196    Ai sensi dell’articolo 138, paragrafo 1, del regolamento di procedura, gli Stati membri e le istituzioni intervenuti nella causa sopporteranno le proprie spese.

Per questi motivi,

IL TRIBUNALE (Terza Sezione)

dichiara e statuisce:

1)      Il ricorso è respinto in quanto irricevibile per la parte in cui è diretto all’annullamento del regolamento (CE) n. 14/2007 della Commissione, del 10 gennaio 2007, recante settantaquattresima modifica del regolamento (CE) n. 881/2002 che impone specifiche misure restrittive nei confronti di determinate persone ed entità associate a Osama bin Laden, alla rete AlQaeda e ai Talibani e abroga il regolamento (CE) n. 467/2001 del Consiglio, nei limiti in cui tale regolamento riguarda il sig. Mohammed AlGhabra.

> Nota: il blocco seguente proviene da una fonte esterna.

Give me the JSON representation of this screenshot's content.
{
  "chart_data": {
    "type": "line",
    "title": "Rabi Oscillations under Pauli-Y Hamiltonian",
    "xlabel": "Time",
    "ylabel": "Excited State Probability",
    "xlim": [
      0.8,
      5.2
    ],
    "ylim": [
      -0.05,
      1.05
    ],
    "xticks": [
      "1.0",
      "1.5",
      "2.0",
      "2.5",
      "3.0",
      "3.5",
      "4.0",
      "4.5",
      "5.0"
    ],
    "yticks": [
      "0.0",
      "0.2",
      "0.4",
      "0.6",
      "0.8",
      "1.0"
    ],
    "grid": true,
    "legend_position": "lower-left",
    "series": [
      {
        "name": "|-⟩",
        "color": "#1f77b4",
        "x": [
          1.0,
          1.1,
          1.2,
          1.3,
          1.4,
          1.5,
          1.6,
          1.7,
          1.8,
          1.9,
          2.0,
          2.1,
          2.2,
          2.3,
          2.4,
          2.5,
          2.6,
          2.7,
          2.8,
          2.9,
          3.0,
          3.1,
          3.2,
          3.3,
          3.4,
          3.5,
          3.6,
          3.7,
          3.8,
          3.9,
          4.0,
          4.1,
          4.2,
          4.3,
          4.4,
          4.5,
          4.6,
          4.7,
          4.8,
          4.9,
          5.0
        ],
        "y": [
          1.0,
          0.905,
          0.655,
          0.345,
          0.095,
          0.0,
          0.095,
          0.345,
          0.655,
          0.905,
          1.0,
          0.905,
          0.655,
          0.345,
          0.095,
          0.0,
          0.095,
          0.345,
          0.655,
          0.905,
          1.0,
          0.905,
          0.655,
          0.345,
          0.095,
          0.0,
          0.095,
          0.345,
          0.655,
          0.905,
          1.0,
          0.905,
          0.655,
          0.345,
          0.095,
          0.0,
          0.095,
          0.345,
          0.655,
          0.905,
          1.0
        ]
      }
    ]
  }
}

2)      Il ricorso è respinto per la restante parte, in quanto infondato.

3)      Il sig. AlGhabra è condannato a sopportare le proprie spese, nonché le spese sostenute dalla Commissione europea.

4)      Il Regno Unito di Gran Bretagna e Irlanda del Nord e il Consiglio dell’Unione europea sopporteranno le proprie spese.

Papasavvas

Bieliūnas

Forrester

Così deciso e pronunciato a Lussemburgo il 13 dicembre 2016.

Firme


* Lingua processuale: l’inglese.


1      Sono riprodotti soltanto i punti della presente sentenza la cui pubblicazione è ritenuta utile dal Tribunale.